The expression on my face makes her burst out laughing.

“I just grabbed up a handful from a box in the boys’ room. I’m not expecting company.”

“Good,” I say, relieved. I was beginning to think Dwight died from something other than cancer.

Her body is amazing; I run my hand over her right hip and am delighted by its suppleness.

“You don’t mind betraying your eighteen-year-old girlfriend?” she asks.

Rising to the bait, I answer, “She’s almost thirty. Actually, we broke up last week.” Aroused by long-forgotten memories and the sight of her

flesh, I add, “It wasn’t that big a deal.”

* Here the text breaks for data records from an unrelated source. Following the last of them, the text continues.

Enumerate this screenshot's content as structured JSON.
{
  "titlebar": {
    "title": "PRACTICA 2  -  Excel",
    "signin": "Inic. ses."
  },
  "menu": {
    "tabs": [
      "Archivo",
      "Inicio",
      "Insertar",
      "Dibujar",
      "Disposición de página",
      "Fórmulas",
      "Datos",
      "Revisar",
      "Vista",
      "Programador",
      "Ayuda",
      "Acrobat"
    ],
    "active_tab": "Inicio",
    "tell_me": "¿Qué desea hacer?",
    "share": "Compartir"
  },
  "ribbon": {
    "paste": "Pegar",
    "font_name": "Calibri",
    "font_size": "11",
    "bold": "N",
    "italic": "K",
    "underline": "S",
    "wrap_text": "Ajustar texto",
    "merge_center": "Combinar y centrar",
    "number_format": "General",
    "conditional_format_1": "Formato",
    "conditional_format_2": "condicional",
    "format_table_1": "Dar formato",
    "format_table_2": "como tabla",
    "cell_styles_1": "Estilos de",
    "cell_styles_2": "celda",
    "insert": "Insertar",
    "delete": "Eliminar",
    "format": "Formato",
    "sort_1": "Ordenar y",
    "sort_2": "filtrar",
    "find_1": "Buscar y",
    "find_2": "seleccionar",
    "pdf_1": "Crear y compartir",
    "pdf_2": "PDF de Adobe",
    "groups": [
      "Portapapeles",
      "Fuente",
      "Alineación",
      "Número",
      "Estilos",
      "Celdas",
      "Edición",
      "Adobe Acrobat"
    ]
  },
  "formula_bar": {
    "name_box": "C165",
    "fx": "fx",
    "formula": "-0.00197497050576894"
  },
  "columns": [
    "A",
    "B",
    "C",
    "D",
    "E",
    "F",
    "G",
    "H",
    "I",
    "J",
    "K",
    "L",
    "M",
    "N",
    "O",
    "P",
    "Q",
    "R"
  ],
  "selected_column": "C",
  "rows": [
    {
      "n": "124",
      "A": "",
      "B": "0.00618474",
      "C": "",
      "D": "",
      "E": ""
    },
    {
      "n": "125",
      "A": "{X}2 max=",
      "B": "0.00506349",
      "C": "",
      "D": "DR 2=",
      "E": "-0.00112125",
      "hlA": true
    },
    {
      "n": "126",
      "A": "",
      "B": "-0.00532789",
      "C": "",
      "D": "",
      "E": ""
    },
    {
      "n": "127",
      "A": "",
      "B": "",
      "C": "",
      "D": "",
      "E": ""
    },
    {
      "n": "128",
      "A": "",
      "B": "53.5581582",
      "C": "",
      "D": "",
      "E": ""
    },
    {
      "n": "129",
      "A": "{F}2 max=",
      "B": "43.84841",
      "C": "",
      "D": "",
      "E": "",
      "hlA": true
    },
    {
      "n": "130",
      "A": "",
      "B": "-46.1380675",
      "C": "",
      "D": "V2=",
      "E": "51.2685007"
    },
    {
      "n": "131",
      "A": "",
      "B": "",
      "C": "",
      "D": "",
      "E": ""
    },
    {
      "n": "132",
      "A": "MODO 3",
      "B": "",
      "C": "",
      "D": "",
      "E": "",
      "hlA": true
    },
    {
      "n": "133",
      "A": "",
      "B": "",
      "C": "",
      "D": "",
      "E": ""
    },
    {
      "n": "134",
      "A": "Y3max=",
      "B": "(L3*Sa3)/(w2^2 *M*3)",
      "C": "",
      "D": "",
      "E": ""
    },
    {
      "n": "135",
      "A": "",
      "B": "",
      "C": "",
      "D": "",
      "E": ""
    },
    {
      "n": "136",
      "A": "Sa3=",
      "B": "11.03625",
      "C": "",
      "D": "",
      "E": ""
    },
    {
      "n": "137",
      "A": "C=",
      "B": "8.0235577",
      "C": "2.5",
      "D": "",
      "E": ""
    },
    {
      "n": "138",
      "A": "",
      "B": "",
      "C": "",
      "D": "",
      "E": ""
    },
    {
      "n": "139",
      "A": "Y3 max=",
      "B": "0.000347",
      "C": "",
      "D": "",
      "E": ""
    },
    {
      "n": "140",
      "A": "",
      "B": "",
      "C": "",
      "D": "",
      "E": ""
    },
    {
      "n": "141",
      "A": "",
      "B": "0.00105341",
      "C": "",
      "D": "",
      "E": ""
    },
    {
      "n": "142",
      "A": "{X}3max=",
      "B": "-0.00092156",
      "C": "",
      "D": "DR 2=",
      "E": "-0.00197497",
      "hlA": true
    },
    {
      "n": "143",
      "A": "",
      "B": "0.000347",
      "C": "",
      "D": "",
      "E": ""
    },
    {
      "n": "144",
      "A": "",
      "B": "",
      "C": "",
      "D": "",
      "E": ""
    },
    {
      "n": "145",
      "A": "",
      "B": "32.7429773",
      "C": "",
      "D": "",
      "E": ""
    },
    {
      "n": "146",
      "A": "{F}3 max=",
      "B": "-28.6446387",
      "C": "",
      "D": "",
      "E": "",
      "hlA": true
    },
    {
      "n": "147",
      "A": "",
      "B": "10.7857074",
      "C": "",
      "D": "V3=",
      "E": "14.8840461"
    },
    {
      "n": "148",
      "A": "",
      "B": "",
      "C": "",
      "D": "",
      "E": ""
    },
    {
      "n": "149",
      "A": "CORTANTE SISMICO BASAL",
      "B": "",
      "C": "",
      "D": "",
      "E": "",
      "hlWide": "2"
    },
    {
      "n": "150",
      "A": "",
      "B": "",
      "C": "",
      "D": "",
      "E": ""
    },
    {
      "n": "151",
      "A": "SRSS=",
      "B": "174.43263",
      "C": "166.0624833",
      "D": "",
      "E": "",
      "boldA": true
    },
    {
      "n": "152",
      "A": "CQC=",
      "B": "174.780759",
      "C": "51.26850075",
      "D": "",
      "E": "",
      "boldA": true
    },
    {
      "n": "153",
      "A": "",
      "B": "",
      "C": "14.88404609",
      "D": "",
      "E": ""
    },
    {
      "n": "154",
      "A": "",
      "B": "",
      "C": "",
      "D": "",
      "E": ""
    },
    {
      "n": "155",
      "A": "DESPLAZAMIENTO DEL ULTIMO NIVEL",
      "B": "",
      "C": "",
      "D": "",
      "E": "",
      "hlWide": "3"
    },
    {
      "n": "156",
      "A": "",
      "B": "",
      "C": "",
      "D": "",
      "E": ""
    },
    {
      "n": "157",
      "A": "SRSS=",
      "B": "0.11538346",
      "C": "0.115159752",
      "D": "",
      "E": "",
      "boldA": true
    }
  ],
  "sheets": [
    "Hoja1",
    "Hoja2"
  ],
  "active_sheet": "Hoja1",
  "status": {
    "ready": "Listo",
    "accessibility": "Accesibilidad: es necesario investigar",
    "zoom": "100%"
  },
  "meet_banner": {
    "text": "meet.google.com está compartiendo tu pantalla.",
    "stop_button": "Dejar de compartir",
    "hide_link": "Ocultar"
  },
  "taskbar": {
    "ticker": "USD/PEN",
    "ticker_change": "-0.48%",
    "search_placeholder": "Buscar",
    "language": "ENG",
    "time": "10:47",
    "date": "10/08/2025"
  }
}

Angela buries her face into my neck.

“I bet she would disagree.”

“She might,” I allow, not wanting to argue.

Angela’s hands and mouth feel spookily familiar.

Can I really remember after so many years?

“You’re still so sexy.”

She raises her head and pretends to roll her eyes back in mock disbelief and then kisses me hard on the mouth. Yet because I am in another man’s house and bed, I am uneasy.

“I doubt if Cecil and Nancy would be too happy to see me right now,” I say.

“I called them yesterday,” Angela says, stroking my thigh with her hand.

“They won’t get back until late tonight.”

“If they knew, they’d die, wouldn’t they?” I ask. Instead of answering, Angela kisses me again and puts her hand between my legs.